After a nearly ten-month-long preview and years of limping along with the underpowered Azure Data Catalog service, Microsoft is finally entering the data governance prime time today, with general availability (GA) of Azure Purview. Consisting of both an underlying data management/governance platform and a new data catalog application that runs on it, Purview aims to serve enterprise organizations’ twin needs of keeping their data discoverable and managing its use in compliance with data protection regulations in multiple jurisdictions throughout the world.
ZDNet spoke with Mike Flasko, Microsoft’s General Manager, Data Governance & Privacy Platform, to understand Azure Purview’s capabilities, technological underpinnings, pricing structure and roadmap more precisely. Flasko provided comprehensive details on all of these facets; he also described Azure Purview’s architecture quite well, and how that impacts the service in practical terms.
Purview’s not parochial
Purview integrates a host of Microsoft products and services, both in the cloud and on-premises. These include Azure Synapse Analytics, Azure SQL, Azure Data Factory, Power BI, SQL Server and even Microsoft Information Protection. But Purview also sports connectors for non-Microsoft properties, like Amazon Web Services’ S3 storage service, Snowflake and Oracle Database.
Purview had 36 connectors when ZDNet spoke with the Microsoft; and Flasko says new connectors will be released each month.
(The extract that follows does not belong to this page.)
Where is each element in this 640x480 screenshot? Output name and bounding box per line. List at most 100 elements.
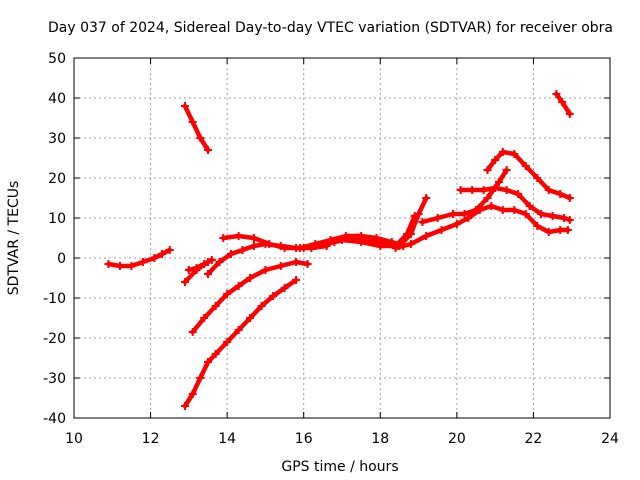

Today, along with the Azure Purview GA itself, Microsoft is also announcing the GA of the above-mentioned AWS S3 support, along with the public preview of data scanning of Erwin, IBM DB2, Salesforce, Google BigQuery, Looker, and Cassandra.
Unlike some data catalog platforms which tightly couple capabilities like a business glossary and data set annotation with connecting to and scanning data sources, Azure Purview takes a more modular approach. The Purview service can scan data sources, collect their metadata, detect lineage information and classify sensitive data on an automated basis, populating what Microsoft calls a “data map” (and what other data catalog vendors might call a knowledge graph). The data map can be built, accessed and maintained through a user interface or via the application programming interface (API) defined by the open source Apache Atlas project. Azure Purview also provides extension points for the creation of new data source connectors and new data classifiers.
Microsoft can also write applications that run on the platform, which is exactly how Microsoft has implemented the Azure Purview Data Catalog. Other applications and capabilities will be forthcoming from Microsoft to implement other data management capabilities (data quality assessment, implemented as an optional scanning process, is one specific example Flasko mentioned). Third-party independent software vendors can integrate with the Purview service in a similar manner. As an example of this, Microsoft has partnered with Alpharetta, GA-based Profisee to provide master data management (MDM) capabilities on the Azure Purview platform.
This is a fitting partnership, as various members of Profisee’s leadership team (including its CEO, Ian Ahern) formerly ran Stratature, a company Microsoft acquired in 2007, the core technology of which became SQL Server Master Data Services. It would seem, just as Azure Data Factory has become the modern-day, cloud-native successor to SQL Server Integration Services (SSIS), that Azure Purview, either directly or indirectly, will serve as a platform for modern successors to SQL Server Master Data Services (MDS) and Data Quality Services (DQS).
Also read: Azure Data Factory v2: Hands-on overview
Pricing and availability
Because of Purview’s modular, multi-headed architecture, those planning their spend around the platform will have some calculating to do. According to Microsoft’s Azure Purview pricing page, calculating Azure Purview pricing essentially boils down to the cost of the Data Map + cost of Scanning + cost of Resource Set.
The Resource Set is, according to the pricing page, “a built-in feature of the Data Map used to optimize the storage and search of data assets associated with partitioned files in data lakes.” Pricing for Resource Set and Scanning operations is based on vCore hours used, though the price per vCore hour and the number of vCores involved in Resource Set and Scanning operations differ.
The actual computation involved in running the Data Map is billed by “capacity units” used, where one such unit serves in an unlimited capacity over 2GB of data. These capacity units are billed on an always-on basis (rather than by usage), and billing persists until and unless the data map is torn down. Use of the Azure Purview Catalog application, meanwhile, is free.
Azure Purview is generally available effective immediately, with availability in 14 Azure regions. This includes three new regions – West US 2, West Central US & North Europe – that were not part of the preview. For those wanting to learn about Purview, including its latest features, Microsoft will be posting weekly blogs for a limited time, starting on October 6th, 2021, on the Azure Purview TechCommunity site.